I also watched what protocols there are, how authentication was configured. Conducted a full audit on each "piece of hardware": remote access protocols, protocol settings, authentication, authorization, whether interfaces are turned on / off, NAT, Wi-Fi - that's all. Access lists on routers are very important. Either they were not, or they were very basic. It took three weeks to complete the reports. And, yes, I still checked the OS, firmware versions, is it possible to upgrade and get more modern functionality, is there a suitable version.
The fourth stage - aggregated information and made recommendations for each "piece of hardware".
How did they survive?
Most likely - on the principle of the Elusive Joe. 5 years of luck ended in a hack, about which it became known. Much more interesting is how they over the past five years did not pick up another epidemic of blockers or catch miners or random DDoS that would “put” them?
In general, I can say that small companies (especially different industries in distant regions) live like that.

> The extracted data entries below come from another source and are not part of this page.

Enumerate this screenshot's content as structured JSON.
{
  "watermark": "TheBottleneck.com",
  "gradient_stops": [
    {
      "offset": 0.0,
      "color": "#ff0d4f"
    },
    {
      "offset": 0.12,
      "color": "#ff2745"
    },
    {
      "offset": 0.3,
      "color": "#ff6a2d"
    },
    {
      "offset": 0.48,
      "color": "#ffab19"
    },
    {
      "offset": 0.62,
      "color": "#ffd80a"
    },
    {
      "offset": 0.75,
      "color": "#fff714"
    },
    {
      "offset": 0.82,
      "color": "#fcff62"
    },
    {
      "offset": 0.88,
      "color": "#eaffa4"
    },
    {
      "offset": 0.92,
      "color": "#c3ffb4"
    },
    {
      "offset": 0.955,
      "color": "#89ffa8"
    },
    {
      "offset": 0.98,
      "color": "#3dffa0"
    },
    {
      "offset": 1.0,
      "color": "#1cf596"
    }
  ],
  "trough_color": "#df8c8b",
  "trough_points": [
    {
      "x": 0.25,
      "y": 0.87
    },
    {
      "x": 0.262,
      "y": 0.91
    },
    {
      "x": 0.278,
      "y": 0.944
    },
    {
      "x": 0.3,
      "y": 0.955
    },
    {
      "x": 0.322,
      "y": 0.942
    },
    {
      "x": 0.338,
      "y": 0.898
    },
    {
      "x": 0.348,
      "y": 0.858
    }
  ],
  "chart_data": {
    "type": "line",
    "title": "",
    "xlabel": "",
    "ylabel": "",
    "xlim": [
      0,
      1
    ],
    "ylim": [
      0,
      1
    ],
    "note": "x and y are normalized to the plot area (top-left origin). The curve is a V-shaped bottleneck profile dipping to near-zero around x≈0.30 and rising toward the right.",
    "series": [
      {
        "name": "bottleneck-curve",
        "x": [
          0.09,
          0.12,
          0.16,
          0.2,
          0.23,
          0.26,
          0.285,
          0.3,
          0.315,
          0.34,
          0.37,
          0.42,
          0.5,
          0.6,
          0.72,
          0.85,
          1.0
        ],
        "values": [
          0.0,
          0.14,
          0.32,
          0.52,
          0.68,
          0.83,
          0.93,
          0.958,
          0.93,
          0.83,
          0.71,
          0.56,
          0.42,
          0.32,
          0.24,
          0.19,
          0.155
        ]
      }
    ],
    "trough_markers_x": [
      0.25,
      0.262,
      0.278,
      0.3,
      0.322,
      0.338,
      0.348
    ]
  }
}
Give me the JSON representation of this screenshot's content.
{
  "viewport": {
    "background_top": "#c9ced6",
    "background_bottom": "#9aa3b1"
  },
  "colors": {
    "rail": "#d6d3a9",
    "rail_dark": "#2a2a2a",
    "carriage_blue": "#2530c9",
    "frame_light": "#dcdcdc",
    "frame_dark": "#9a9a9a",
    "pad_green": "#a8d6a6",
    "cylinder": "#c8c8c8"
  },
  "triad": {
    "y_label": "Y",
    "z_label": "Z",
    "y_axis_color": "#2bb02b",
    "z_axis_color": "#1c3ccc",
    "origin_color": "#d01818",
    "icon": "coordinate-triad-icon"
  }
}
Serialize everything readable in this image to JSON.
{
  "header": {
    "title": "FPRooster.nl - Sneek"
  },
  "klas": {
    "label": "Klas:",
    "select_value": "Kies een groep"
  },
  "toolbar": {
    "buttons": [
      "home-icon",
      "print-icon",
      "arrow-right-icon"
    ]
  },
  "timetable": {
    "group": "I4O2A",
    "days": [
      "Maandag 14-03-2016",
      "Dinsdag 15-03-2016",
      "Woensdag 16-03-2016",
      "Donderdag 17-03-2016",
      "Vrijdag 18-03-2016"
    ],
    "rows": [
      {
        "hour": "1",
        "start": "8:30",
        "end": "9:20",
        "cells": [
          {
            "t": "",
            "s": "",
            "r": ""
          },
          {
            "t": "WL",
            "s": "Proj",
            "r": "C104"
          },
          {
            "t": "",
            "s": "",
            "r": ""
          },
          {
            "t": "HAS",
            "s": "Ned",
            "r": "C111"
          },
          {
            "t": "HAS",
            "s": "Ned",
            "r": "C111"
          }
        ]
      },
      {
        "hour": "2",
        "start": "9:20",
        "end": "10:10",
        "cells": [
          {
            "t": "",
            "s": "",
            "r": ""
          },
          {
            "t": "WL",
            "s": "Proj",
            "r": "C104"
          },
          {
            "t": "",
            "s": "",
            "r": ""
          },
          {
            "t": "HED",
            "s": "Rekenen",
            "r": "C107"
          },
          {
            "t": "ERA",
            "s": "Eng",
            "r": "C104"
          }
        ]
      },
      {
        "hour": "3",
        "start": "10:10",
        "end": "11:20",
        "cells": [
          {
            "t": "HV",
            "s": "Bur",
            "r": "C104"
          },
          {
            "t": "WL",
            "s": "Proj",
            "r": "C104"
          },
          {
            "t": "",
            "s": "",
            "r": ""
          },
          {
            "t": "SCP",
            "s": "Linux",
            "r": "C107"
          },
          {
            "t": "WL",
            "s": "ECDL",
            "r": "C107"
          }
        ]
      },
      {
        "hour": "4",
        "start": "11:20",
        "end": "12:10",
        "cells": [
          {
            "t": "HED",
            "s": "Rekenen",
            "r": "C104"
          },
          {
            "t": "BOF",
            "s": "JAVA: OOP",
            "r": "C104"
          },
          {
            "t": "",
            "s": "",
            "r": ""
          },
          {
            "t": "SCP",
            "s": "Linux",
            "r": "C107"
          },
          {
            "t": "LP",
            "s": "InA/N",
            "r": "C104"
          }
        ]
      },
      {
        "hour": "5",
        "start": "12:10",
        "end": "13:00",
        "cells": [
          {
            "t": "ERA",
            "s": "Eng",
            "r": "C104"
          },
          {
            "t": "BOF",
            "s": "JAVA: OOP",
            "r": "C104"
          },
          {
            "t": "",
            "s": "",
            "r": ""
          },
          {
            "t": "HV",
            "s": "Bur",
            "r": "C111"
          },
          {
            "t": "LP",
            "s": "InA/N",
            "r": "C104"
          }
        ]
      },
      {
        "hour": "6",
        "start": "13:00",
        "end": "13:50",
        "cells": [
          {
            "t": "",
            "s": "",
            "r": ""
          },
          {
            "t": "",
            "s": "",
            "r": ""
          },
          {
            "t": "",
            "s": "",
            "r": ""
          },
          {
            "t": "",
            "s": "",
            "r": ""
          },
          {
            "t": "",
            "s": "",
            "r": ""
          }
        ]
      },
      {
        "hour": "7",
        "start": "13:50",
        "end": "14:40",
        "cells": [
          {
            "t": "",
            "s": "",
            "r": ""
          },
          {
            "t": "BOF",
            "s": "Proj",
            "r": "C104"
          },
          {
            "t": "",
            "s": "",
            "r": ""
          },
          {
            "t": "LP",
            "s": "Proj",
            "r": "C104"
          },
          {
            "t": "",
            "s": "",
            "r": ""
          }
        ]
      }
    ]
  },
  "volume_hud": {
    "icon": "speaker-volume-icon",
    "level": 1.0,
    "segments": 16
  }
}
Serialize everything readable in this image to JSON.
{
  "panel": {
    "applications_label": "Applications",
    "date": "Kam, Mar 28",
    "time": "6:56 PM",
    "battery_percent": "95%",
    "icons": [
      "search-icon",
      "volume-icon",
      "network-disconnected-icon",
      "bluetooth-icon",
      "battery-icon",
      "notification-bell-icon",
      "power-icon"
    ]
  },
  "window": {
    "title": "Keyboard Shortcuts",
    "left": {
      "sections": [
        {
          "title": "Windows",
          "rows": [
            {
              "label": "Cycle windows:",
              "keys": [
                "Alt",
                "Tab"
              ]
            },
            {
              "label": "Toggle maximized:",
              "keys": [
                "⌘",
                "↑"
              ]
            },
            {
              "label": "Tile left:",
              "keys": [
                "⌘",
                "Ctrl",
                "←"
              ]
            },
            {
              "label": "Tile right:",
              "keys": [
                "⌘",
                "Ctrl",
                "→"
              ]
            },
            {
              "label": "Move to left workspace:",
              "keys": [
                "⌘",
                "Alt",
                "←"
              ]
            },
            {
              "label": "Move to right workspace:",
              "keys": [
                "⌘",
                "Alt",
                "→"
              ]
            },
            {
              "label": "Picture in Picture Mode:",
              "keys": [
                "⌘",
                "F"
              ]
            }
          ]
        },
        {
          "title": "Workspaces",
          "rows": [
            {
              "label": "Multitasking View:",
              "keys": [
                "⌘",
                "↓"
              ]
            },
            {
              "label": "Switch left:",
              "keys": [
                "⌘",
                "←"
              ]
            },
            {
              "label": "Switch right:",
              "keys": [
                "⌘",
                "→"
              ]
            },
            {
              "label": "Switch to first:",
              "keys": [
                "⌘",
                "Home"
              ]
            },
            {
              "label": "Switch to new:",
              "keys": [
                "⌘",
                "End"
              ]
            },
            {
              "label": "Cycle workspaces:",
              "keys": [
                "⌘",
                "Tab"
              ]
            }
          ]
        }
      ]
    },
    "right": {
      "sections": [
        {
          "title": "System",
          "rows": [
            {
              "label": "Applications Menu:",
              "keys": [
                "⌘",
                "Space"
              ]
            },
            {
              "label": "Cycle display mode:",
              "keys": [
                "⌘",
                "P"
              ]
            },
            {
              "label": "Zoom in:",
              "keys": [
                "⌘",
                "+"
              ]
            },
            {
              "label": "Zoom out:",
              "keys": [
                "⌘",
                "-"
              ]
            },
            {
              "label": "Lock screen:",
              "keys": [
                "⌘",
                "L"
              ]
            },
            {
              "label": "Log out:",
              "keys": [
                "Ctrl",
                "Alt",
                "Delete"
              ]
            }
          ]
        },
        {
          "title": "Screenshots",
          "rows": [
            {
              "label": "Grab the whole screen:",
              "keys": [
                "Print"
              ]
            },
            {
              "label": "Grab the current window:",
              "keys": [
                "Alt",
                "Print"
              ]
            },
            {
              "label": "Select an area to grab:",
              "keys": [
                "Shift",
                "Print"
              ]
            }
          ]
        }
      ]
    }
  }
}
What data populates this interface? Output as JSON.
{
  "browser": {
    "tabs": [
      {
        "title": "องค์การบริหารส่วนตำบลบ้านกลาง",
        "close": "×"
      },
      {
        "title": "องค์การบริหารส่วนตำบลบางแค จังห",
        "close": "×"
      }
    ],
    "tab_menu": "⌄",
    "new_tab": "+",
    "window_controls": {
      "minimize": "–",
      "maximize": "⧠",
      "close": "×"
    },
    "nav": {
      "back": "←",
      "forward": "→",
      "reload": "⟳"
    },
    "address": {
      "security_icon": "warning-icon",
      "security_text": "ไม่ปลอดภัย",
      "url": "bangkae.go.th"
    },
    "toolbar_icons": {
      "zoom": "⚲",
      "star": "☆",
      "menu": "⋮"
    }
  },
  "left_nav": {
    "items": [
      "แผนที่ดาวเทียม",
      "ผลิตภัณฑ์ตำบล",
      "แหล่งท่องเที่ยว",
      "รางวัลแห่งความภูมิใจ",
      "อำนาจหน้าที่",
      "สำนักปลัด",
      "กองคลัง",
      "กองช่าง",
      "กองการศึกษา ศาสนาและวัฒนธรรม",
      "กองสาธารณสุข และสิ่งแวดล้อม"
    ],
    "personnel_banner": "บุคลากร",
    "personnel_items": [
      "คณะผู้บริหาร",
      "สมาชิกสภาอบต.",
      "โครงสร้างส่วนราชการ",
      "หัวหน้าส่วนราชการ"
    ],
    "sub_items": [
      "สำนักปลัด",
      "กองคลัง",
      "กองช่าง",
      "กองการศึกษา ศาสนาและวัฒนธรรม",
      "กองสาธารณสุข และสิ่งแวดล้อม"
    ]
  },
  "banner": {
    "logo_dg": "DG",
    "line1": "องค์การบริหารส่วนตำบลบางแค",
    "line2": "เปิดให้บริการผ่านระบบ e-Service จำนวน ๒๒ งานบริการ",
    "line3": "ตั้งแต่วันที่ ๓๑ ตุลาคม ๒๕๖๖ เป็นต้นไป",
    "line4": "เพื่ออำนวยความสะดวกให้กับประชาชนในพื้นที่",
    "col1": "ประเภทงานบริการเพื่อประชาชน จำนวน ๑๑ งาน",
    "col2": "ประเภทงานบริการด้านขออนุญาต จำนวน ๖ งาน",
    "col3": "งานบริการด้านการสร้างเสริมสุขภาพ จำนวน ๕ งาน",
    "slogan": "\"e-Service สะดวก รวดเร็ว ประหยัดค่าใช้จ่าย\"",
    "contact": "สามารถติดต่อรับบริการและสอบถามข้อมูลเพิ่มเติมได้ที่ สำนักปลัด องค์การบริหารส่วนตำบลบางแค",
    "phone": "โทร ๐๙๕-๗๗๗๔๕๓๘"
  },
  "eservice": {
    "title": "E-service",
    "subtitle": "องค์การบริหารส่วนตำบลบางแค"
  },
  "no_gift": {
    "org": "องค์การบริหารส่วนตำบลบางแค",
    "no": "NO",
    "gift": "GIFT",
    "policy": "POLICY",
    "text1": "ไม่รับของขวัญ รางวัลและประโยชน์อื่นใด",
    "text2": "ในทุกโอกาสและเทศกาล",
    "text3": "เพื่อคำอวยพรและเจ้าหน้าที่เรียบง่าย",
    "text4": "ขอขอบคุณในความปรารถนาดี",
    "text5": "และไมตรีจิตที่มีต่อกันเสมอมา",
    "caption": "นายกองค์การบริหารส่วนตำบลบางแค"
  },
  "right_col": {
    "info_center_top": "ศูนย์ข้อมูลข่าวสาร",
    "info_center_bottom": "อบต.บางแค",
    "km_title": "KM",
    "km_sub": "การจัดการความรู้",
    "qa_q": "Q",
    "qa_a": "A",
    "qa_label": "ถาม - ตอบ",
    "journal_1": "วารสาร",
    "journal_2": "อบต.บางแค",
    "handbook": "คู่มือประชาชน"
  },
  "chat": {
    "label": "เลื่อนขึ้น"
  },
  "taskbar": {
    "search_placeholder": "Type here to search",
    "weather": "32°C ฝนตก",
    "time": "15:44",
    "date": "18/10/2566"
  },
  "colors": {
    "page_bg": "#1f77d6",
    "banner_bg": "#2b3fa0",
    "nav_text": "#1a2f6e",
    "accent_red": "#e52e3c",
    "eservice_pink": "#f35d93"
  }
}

Even private small banks sometimes work like this, colleagues told such tales. But here is a company of this size and with such a turnover - very strange. Elementary, all competitors should be gentlemen, so as not to put their infrastructure on one left.
How did the story end
They are now buying again modern equipment at the corporate level. There will be a couple of firewalls, there will be new, more functional routers, there will be the correct settings and rules for allowed traffic. Internet access routing will go through the main server node for the whole country, because a couple of firewalls are only there. Already, they have closed all unused ports and generally updated the settings. Update firmware where possible.
The new switches will have centralized authentication, logging, and delimitation of the rights of users to manage. The support will finally have different accounts - now they work one at a time. If you delete the config now and reboot the device, no one will know who it was.
After that, they will slowly save up for DLP and other features.